The property market is usually divided into two categories: primary market and secondary market. The primary market consists of new properties, which include new launches and ongoing projects from the developer.

The secondary market is made up of secondary or sub-sale properties, previously owned houses in matured locations and established residential areas. To further elaborate, secondary properties are properties that have been introduced into the market for rental or sub-scale which will either be rented or owner-occupied by subsequent owners.

It is normal for industry outsiders to think that the primary market, or new properties, contribute to the most number of sales, due to the alluring advertising and marketing of new developments. However, contrary to popular belief, the secondary property market takes up the bulk of the volume of residential property transactions, as opposed to the primary property market. This is mainly because the secondary property market offers more choices in already established locations.

Oh, so shiny!
For starters, primary market properties are brand new, and therefore less money is required to be spent on renovation and refurbishment; some, if not all, units even come with basic furnishings such as kitchen cabinets and builtin wardrobes.
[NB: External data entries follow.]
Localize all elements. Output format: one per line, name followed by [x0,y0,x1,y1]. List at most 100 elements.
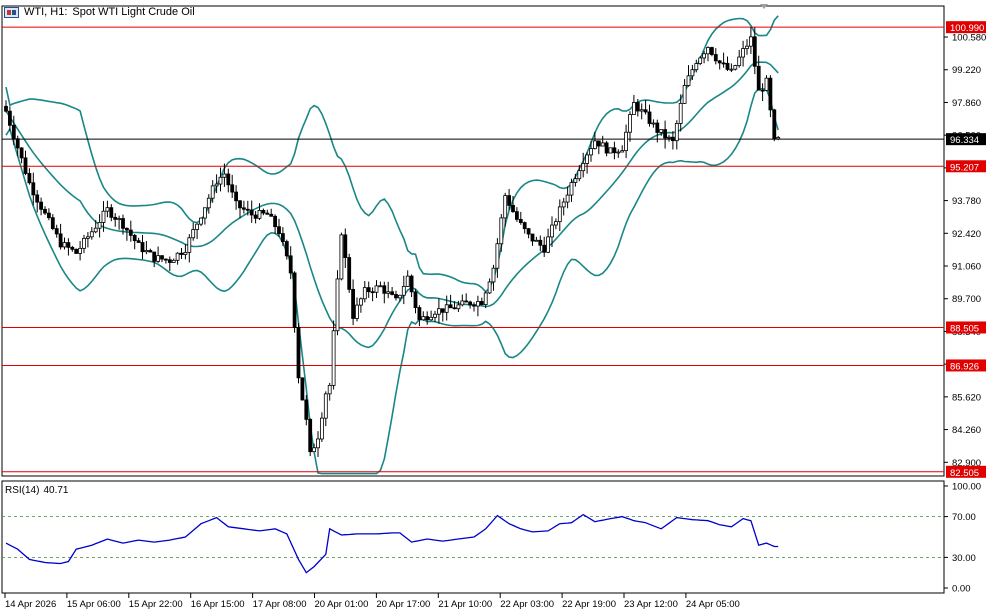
candle-body [386,291,391,294]
candlesticks [4,27,781,457]
candle-body [706,47,710,55]
candle-body [292,272,297,328]
candle-body [277,226,281,235]
candle-body [160,255,164,260]
candle-body [238,200,242,209]
shift-marker-icon[interactable] [760,4,768,9]
candle-body [39,201,43,210]
candle-body [659,129,664,133]
rsi-indicator-label: RSI(14) 40.71 [5,485,68,496]
candle-body [394,294,398,299]
candle-body [89,231,94,238]
current-price-label: 96.334 [950,135,979,146]
candle-body [565,194,570,203]
candle-body [128,229,133,236]
candle-body [764,77,769,91]
candle-body [721,62,726,65]
candle-body [11,124,16,140]
candle-body [710,47,714,55]
candle-body [468,301,473,306]
candle-body [507,195,512,206]
candle-body [651,122,656,125]
candle-body [495,243,500,269]
candle-body [253,214,258,219]
candle-body [433,313,437,318]
candle-body [733,65,738,70]
candle-body [475,301,480,307]
level-tag-label: 95.207 [950,162,979,173]
candle-body [163,258,168,261]
price-panel[interactable]: 100.58099.22097.86096.50095.14093.78092.… [1,4,986,479]
candle-body [542,244,547,253]
chart-title: WTI, H1: Spot WTI Light Crude Oil [4,4,195,20]
candle-body [772,109,777,140]
candle-body [245,208,250,211]
candle-body [620,150,625,153]
level-tag-label: 86.926 [950,361,979,372]
candle-body [70,246,75,250]
chart-window-icon[interactable] [4,6,19,18]
price-tick-label: 85.620 [952,392,981,403]
candle-body [97,222,102,229]
candle-body [316,438,320,449]
candle-body [121,218,125,229]
candle-body [546,236,550,253]
candle-body [171,259,176,263]
candle-body [499,217,504,245]
candle-body [261,210,266,214]
candle-body [15,138,20,149]
candle-body [464,300,469,303]
candle-body [436,308,441,315]
price-tick-label: 82.900 [952,458,981,469]
candle-body [374,285,379,293]
candle-body [557,206,562,223]
candle-body [643,109,648,113]
horizontal-levels[interactable] [2,26,944,473]
candle-body [319,417,324,440]
candle-body [136,240,141,243]
candle-body [678,102,683,124]
candle-body [639,109,644,112]
candle-body [273,215,278,228]
rsi-panel[interactable]: 100.00 70.00 30.00 0.00 [1,480,981,595]
candle-body [214,183,219,187]
candle-body [241,207,246,210]
candle-body [327,384,332,395]
time-tick-label: 21 Apr 10:00 [438,599,492,610]
candle-body [179,252,184,255]
candle-body [308,418,313,453]
candle-body [27,173,32,184]
candle-body [405,275,410,287]
candle-body [351,288,356,319]
candle-body [518,218,523,224]
candle-body [269,213,274,217]
candle-body [585,154,589,164]
time-tick-label: 16 Apr 15:00 [191,599,245,610]
candle-body [635,102,640,112]
candle-body [4,105,8,112]
candle-body [686,75,691,86]
price-tick-label: 84.260 [952,425,981,436]
candle-body [741,48,745,58]
candle-body [448,304,453,309]
price-tick-label: 100.580 [952,33,986,44]
candle-body [717,60,722,64]
candle-body [390,291,395,295]
candle-body [148,250,153,253]
candle-body [421,316,426,321]
candle-body [132,234,137,242]
candle-body [515,211,519,220]
level-tag [946,21,986,34]
candle-body [452,307,457,310]
candle-body [19,147,24,159]
candle-body [343,234,348,258]
candle-body [378,285,383,288]
candle-body [647,111,652,124]
candle-body [429,316,434,321]
price-tick-label: 99.220 [952,65,981,76]
price-tick-label: 91.060 [952,262,981,273]
candle-body [156,255,161,262]
candle-body [43,208,47,214]
bollinger-lower [5,88,779,475]
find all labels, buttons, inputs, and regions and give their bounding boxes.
Primary property prices are usually set cheaper or at market value by developers, and in a soft property market, purchasers buying primary properties are most likely to enjoy good capital appreciation on the property, sometimes even before its completion.

Capital appreciation is what most real estate speculators look for, thus it comes as no surprise that they too are among those who prefer primary market properties. Buying primary market properties straight from the developers at a low price and later selling it at an appreciated value in the secondary market drives them to make purchases.

Like What You See
As with primary properties, buying a sub sale or secondary property has its good points and pitfalls too. Generally, secondary properties have lower risk, you can touch and feel and see exactly what you're getting into. It is right there for you to view, not just the property but the area, the infrastructure, the neighbours, the amenities.

There are also higher acquisition costs such as the Sale and Purchase Agreement (SPA), loan documentations, and stamp duty among others. It also can be very challenging as you must find a seller who agrees to sell at the agreed price, which will need three parties to agree mutually, the buyer, the seller, and the bank. Once all these are settled you can move in, which can take up to a year.

Before you can get your financing approved, banks require the property to be valued by professional valuers, and if the value is lower than the asking price, the buyer may need to come up with a higher down payment to make up for the shortfall. The home loan's margin of finance is based on the market value, not the asking price.

Here is a list to illustrate the pros and cons of both primary and secondary properties to help you (re)consider and/or (re)evaluate your residential property purchase.


• Latest design
• Lower entry level
• High margin of finance
• Fixed price
• Better choice of lots/units
• Developer promos e.g. Absorbed legal fees
• Capital appreciation

• Off-plan
• "Virgin mentality"
• 2-3 years for completion
• Lower initial rent
• Possibility of abandonment
• Initial furbishing cost


• Negotiable
• Immediate rental return
• Established location

• Old design
• Repair / Maintenance
• What you see is what you get
• Price increase

To summarise, both primary and secondary properties have their pros and cons. To choose the best one that suit your needs will depend on your risk appetite, financial readiness, needs and opportunities.

Many young aspiring home buyers are drawn into only checking out primary market properties, thus the term "virgin mentality”, and are disappointed when most new projects are above what they can afford. They overlook the fact that there are many more affordable homes are available in the secondary market.

At the end of the day, it is all about what you need and buying within your own means.